Kicking And Screaming
"I'm nostalgic for conversations I had yesterday," Chris Eigeman snaps in Kicking And Screaming. "I've begun reminiscing events before they even occur. I'm reminiscing this right now." It's a funny, seemingly throwaway bit in a movie that, taken apart, consists of little more than seemingly throwaway bits: circular conversations about ancient pop culture, fleeting moments of sexual awkwardness, brief realizations of failure, and—once in a while—decisions to take action (which usually leads nowhere). The 1995 comedy by writer-director Noah Baumbach follows four recent college graduates for whom a challenge to list movies about monkeys has become a more meaningful, or at least more tangible, goal than figuring out what to do next.
While films like Reality Bites made an overt mission of capturing Gen-X anxiety, Kicking And Screaming gets the job done much more quietly and effectively with a few aimless characters instead of grand statements: Reflective would-be writer Josh Hamilton pines for a girlfriend who's left for the "overrated" Prague; Carlos Jacott chooses video-store clerkdom over grad school in Milwaukee (citing adapting to a new time zone as a reason to stay); Jason Wiles simply re-enrolls to catch the classes he missed; Eigeman works crossword puzzles. Apart, they're adrift. Together, they have rapport, alcohol, and the pursuit of freshmen women.

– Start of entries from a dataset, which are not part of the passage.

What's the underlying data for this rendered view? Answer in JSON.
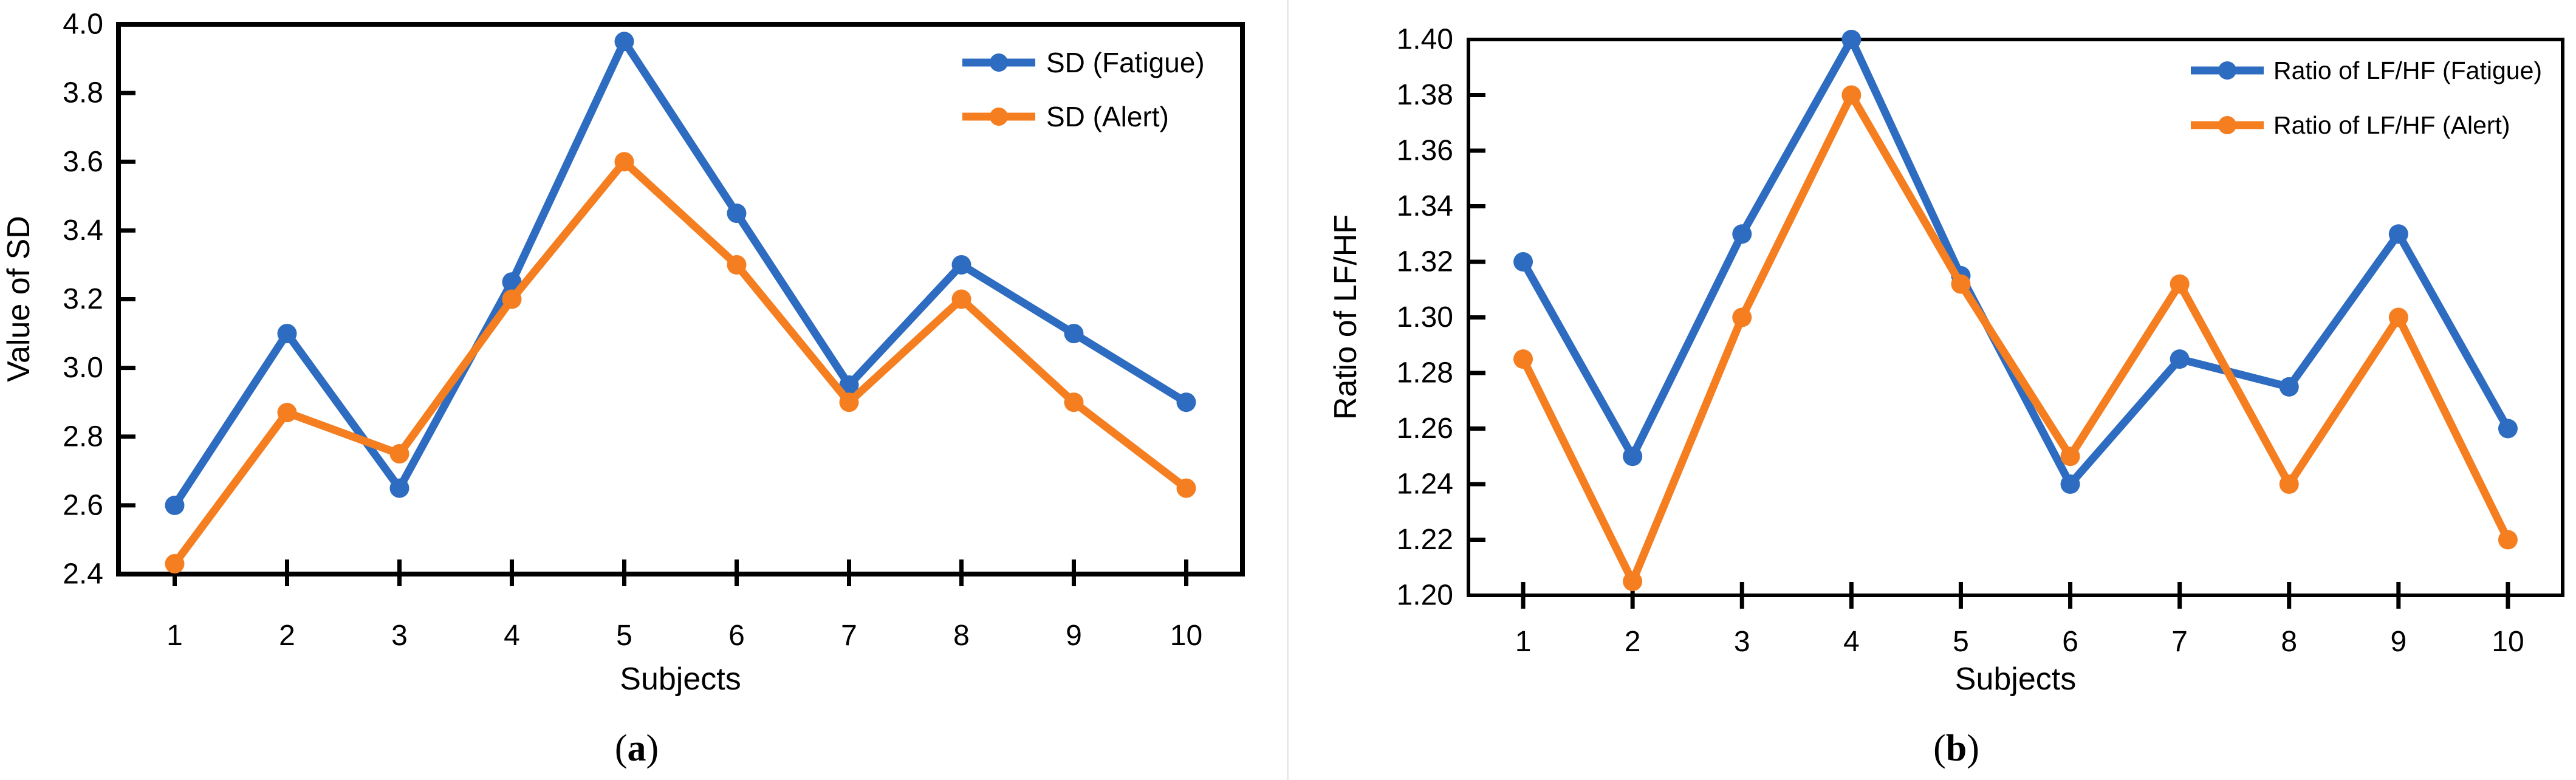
{
  "figure": {
    "panel_a_caption": "(a)",
    "panel_b_caption": "(b)"
  },
  "chart_data": [
    {
      "id": "a",
      "type": "line",
      "caption": "(a)",
      "xlabel": "Subjects",
      "ylabel": "Value of SD",
      "categories": [
        "1",
        "2",
        "3",
        "4",
        "5",
        "6",
        "7",
        "8",
        "9",
        "10"
      ],
      "yticks": [
        "2.4",
        "2.6",
        "2.8",
        "3.0",
        "3.2",
        "3.4",
        "3.6",
        "3.8",
        "4.0"
      ],
      "ylim": [
        2.4,
        4.0
      ],
      "grid": false,
      "legend_position": "top-right-inside",
      "series": [
        {
          "name": "SD（Fatigue）",
          "color": "#2d6cc0",
          "values": [
            2.6,
            3.1,
            2.65,
            3.25,
            3.95,
            3.45,
            2.95,
            3.3,
            3.1,
            2.9
          ]
        },
        {
          "name": "SD（Alert）",
          "color": "#f57e20",
          "values": [
            2.43,
            2.87,
            2.75,
            3.2,
            3.6,
            3.3,
            2.9,
            3.2,
            2.9,
            2.65
          ]
        }
      ]
    },
    {
      "id": "b",
      "type": "line",
      "caption": "(b)",
      "xlabel": "Subjects",
      "ylabel": "Ratio of LF/HF",
      "categories": [
        "1",
        "2",
        "3",
        "4",
        "5",
        "6",
        "7",
        "8",
        "9",
        "10"
      ],
      "yticks": [
        "1.20",
        "1.22",
        "1.24",
        "1.26",
        "1.28",
        "1.30",
        "1.32",
        "1.34",
        "1.36",
        "1.38",
        "1.40"
      ],
      "ylim": [
        1.2,
        1.4
      ],
      "grid": false,
      "legend_position": "top-right-inside",
      "series": [
        {
          "name": "Ratio of LF/HF（Fatigue）",
          "color": "#2d6cc0",
          "values": [
            1.32,
            1.25,
            1.33,
            1.4,
            1.315,
            1.24,
            1.285,
            1.275,
            1.33,
            1.26
          ]
        },
        {
          "name": "Ratio of LF/HF（Alert）",
          "color": "#f57e20",
          "values": [
            1.285,
            1.205,
            1.3,
            1.38,
            1.312,
            1.25,
            1.312,
            1.24,
            1.3,
            1.22
          ]
        }
      ]
    }
  ]
}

It's something, but it's clearly not enough, and while Baumbach makes the lifestyle of his charming losers look appealing, he never quite makes it seductive. For every scene of dark-witted bonhomie, there's a telling moment of muted panic, as when Eigeman berates his reflection with the words, "You do nothing."
Lost in theaters but a cult hit on video, Kicking And Screaming has dimmed a bit with the passing of time. The ragtag structure never really allows it to build any momentum, and the gulf between its arch dialogue and earnest emotions becomes more evident with each viewing. But while the film doesn't always find a way to bridge that gulf, it at least keeps a rooting interest in not letting the characters fall into it. It's an unfailingly clever film about how cleverness will only get you so far.
Key features: New interviews with Baumbach and the cast, deleted scenes, a 2000 short.